Kahire 400 yıla yakın bir süre Osmanlı egemenliğinde kaldı.

Osmanlı İmparatorluğu döneminde hakimiyet altında bulunan ülkeler çok rahat ve güzel bir hayat yaşadılar. Daha sonra bu ülkeler teker teker imparatorluktan koptu ve kendi içlerinde çok şiddetli karışıklıklar, sömürgeci ülkeler tarafından işgaller yaşadıktan sonra cumhuriyet ilanıyla özgürlüklerini elde ettiler.

Mısır’ın yakın tarihine baktığımızda Hüsnü Mübarek’in 30 yıla yakın iktidarında yaşananların halkı meydanlara çıkarmaya yettiğini görüyoruz.

Hüsnü Mübarek dönemindeki dikta rejimi halkın daha da fakirleşmesine, zenginlerin de daha da zenginleşmesine neden oldu. Bu nedenle toplumda orta sınıf kalmadı ve sınıflar arası uçurum meydana geldi.

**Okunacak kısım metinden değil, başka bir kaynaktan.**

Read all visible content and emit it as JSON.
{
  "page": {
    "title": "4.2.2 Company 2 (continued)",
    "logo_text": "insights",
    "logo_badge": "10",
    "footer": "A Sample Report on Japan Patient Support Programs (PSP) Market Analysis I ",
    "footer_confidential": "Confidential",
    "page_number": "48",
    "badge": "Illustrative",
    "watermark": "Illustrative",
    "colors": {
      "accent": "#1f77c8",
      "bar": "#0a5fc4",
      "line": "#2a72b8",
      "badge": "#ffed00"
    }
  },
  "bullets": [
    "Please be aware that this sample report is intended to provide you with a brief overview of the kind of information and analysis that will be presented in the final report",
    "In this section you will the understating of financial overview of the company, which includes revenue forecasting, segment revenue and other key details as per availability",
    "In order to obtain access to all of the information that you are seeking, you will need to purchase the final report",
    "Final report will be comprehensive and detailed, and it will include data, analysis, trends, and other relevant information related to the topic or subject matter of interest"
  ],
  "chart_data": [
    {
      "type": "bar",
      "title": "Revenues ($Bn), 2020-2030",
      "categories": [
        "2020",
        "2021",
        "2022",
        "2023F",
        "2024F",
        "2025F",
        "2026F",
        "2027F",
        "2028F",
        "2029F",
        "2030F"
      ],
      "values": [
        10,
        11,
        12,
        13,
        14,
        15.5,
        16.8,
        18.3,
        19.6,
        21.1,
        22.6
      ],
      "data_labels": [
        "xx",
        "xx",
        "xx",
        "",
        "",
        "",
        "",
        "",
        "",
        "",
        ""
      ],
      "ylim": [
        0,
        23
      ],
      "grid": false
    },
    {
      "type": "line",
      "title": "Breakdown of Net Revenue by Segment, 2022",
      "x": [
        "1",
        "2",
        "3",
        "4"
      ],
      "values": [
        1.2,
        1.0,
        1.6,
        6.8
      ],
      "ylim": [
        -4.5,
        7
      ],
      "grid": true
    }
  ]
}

Mübarek döneminde 88 milletvekili ile en güçlü muhalefet ve demokratik bir örgütlenme olan Müslüman Kardeşler fakir halka sahip çıktı. Ücretsiz sağlık ve eğitim hizmeti vererek halkın güvenini ve sevgisini kazandı.

Hüsnü Mübarek iki nedenle iktidarı kaybetti, rejim baskısı ve yoksulluk…

Günümüze geldiğimizde Mısır’ın en etkili hareketi olan Müslüman Kardeşler yani İhvanü’l Müslimin’i görüyoruz. Yaklaşık 80 yılı aşan bir süredir diktatör rejimlere karşı can siperhane mücadele veren İhvan’ın ihlaslı çabası 2012 yılında meyvesini verdi.

2011 yılında Hüsnü Mübarek’in devrilmesi ardından 2012 yılında yapılan Cumhurbaşkanlığı seçimlerini İhvan hareketinin adayı Muhammed Mursi kazandı.

Ancak seçimlerin ardından İhvan’ı zor günler bekliyordu…

İhvan’ın da ülke yönetiminde şu ana kadar hiçbir tecrübesi yoktu. Devletin tüm kadrolarını oluşturan Mübarek yanlısı siyasetçiler ilk günden beri İhvan’ın aleyhinde davrandı.

İhvan ülke yönetimine geldiğinde ekonomiyi toparlamaya başladı, kadınlara daha fazla özgürlük söyleminde bulundu, ancak bunların hiçbiri yeterli olmadı.

Çünkü Mübarek tabanlı siyasetçiler ve liberaller ülkede yasa çıkartacak parlamentonun kurulmasına izin vermedi, parlamento kurulamayınca ülkede reformlar yapacak yasalar yürürlüğe giremedi. Muhalefet tarafından çaresiz bırakılmaya çalışılan Mursi anayasa referandumuna kadar kendi kararlarını yargı müdahalesi olmadan uygulayacağını söylediğinde diktatör ilan edildi.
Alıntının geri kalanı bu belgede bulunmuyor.